PA Chief Minister calls for Prime Minister’s intervention to tackle energy crisis, Energy News, ET EnergyWorld
To avoid chaotic conditions likely to arise from the load shedding, the chief minister urged the prime minister to order the ministries of coal and railways to allocate 20 coal rakes to thermal states and banks to be tasked with supplying generously working capital loans to discoms (distribution companies) until the end of the crisis.
“In Andhra Pradesh, the demand for electricity post-COVID-19 has increased by 15% in the last six months and by 20% in the last month, coupled with the coal shortage, plunging the energy sector of the country in turmoil, ”Jagan said. in a letter written to the Prime Minister.
It has become increasingly difficult to meet grid demand and circumstances are pushing the state towards load shedding, he said and urged: “We need your urgent interventions in this hour of crisis” .
Unplanned power cuts, once used, will lead to chaotic conditions in society, as the state witnessed in 2012, he added.
Seeking to take urgent action to avoid power cuts, the CM demanded the revival of failed / non-functioning coal-fired power plants in India without PPAs or coal-fired in an emergency.
This will save coal transportation time and quantity limitations in coal transportation in mine headless coal-fired power plants, he said.
Jagan also requested the deep water well gas supply available from ONGC and Reliance in an emergency for 2,300MW gas plants stranded / non-functioning in the state.
He further said that the nearly 500 megawatt (MW) shortfall in power plants due to plant maintenance can be made up by reviving plants early or postponing maintenance.
Highlighting the energy crisis facing the state, the chief minister said Andhra Pradesh is meeting grid demand of around 185 to 190 mega units (MU) per day. The power plants operated by APGENCO, which supply about 45 percent of the state’s energy needs, barely have coal stocks for 1 or 2 days and their production could be further affected.
APGENCO’s coal-fired power stations are operating at less than 50 percent of their 90 CU capacity per day due to the coal shortage. Power plants (CGS) were also unable to deliver more than 75% of their 40 MU per day capacity, he said.
In addition, the CM said it absorbs the energy of 8,000 megawatts (MW) of renewable energy capacity, the state has not executed contracts with coal-fired power plants and therefore it is highly dependent on purchases. of the market to supply the missing energy.
The average daily market price of around 40 CUs per day of energy the state purchases has tripled from a daily average of Rs 4.6 per kWh (kilowatt-hour) on September 15 to a daily average of Rs 15 per kWh on October 8. this year, he added.

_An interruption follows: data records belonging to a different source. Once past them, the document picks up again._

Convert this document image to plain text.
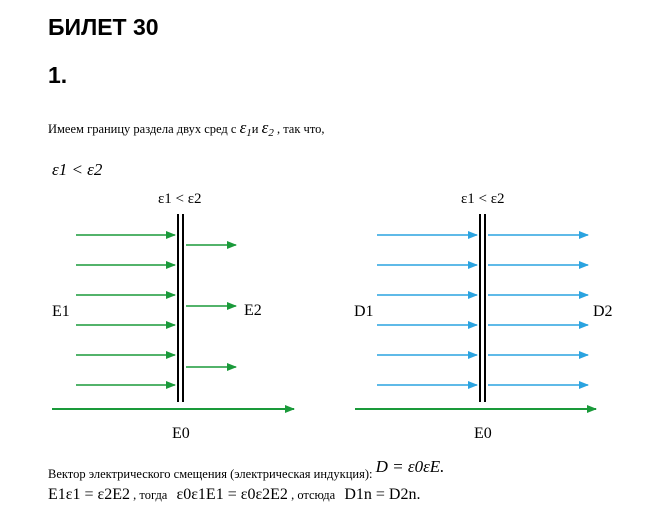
БИЛЕТ 30
1.
Имеем границу раздела двух сред с $\varepsilon_1и$ $\varepsilon_2$ , так что,
ε1 < ε2
ε1 < ε2
E1	E2
E0
ε1 < ε2
D1	D2
E0
Вектор электрического смещения (электрическая индукция): D = ε0εE.
E1ε1 = ε2E2 , тогда ε0ε1E1 = ε0ε2E2 , отсюда D1n = D2n.
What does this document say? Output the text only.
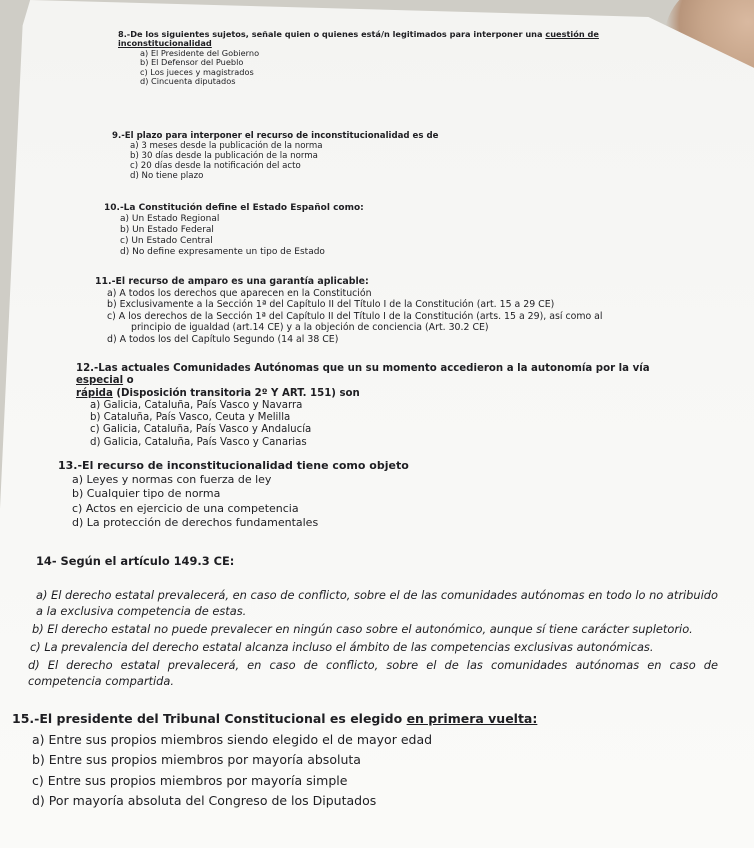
8.-De los siguientes sujetos, señale quien o quienes está/n legitimados para interponer una cuestión de inconstitucionalidad

a) El Presidente del Gobierno
b) El Defensor del Pueblo
c) Los jueces y magistrados
d) Cincuenta diputados

9.-El plazo para interponer el recurso de inconstitucionalidad es de

a) 3 meses desde la publicación de la norma
b) 30 días desde la publicación de la norma
c) 20 días desde la notificación del acto
d) No tiene plazo

10.-La Constitución define el Estado Español como:

a) Un Estado Regional
b) Un Estado Federal
c) Un Estado Central
d) No define expresamente un tipo de Estado

11.-El recurso de amparo es una garantía aplicable:

a) A todos los derechos que aparecen en la Constitución
b) Exclusivamente a la Sección 1ª del Capítulo II del Título I de la Constitución (art. 15 a 29 CE)
c) A los derechos de la Sección 1ª del Capítulo II del Título I de la Constitución (arts. 15 a 29), así como al
principio de igualdad (art.14 CE) y a la objeción de conciencia (Art. 30.2 CE)
d) A todos los del Capítulo Segundo (14 al 38 CE)

12.-Las actuales Comunidades Autónomas que un su momento accedieron a la autonomía por la vía especial o
rápida (Disposición transitoria 2º Y ART. 151) son

a) Galicia, Cataluña, País Vasco y Navarra
b) Cataluña, País Vasco, Ceuta y Melilla
c) Galicia, Cataluña, País Vasco y Andalucía
d) Galicia, Cataluña, País Vasco y Canarias

13.-El recurso de inconstitucionalidad tiene como objeto

a) Leyes y normas con fuerza de ley
b) Cualquier tipo de norma
c) Actos en ejercicio de una competencia
d) La protección de derechos fundamentales

14- Según el artículo 149.3 CE:

a) El derecho estatal prevalecerá, en caso de conflicto, sobre el de las comunidades autónomas en todo lo no atribuido a la exclusiva competencia de estas.
b) El derecho estatal no puede prevalecer en ningún caso sobre el autonómico, aunque sí tiene carácter supletorio.
c) La prevalencia del derecho estatal alcanza incluso el ámbito de las competencias exclusivas autonómicas.
d) El derecho estatal prevalecerá, en caso de conflicto, sobre el de las comunidades autónomas en caso de competencia compartida.

15.-El presidente del Tribunal Constitucional es elegido en primera vuelta:

a) Entre sus propios miembros siendo elegido el de mayor edad
b) Entre sus propios miembros por mayoría absoluta
c) Entre sus propios miembros por mayoría simple
d) Por mayoría absoluta del Congreso de los Diputados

Jagan also mentioned that the tariffs in the daytime and real-time electricity markets are skyrocketing day by day and have peaked at Rs 20 per unit at most hours of the day regardless of the weather. rush hour or off-peak hours.
“Electricity is also not available at certain times on the market due to lower generation availability in the country,” he said, adding that this is a “situation. alarming “and that the finances of distribution companies would deteriorate further if the situation persisted.
The power shortage is affecting the last stage of the harvest for farmers, he added.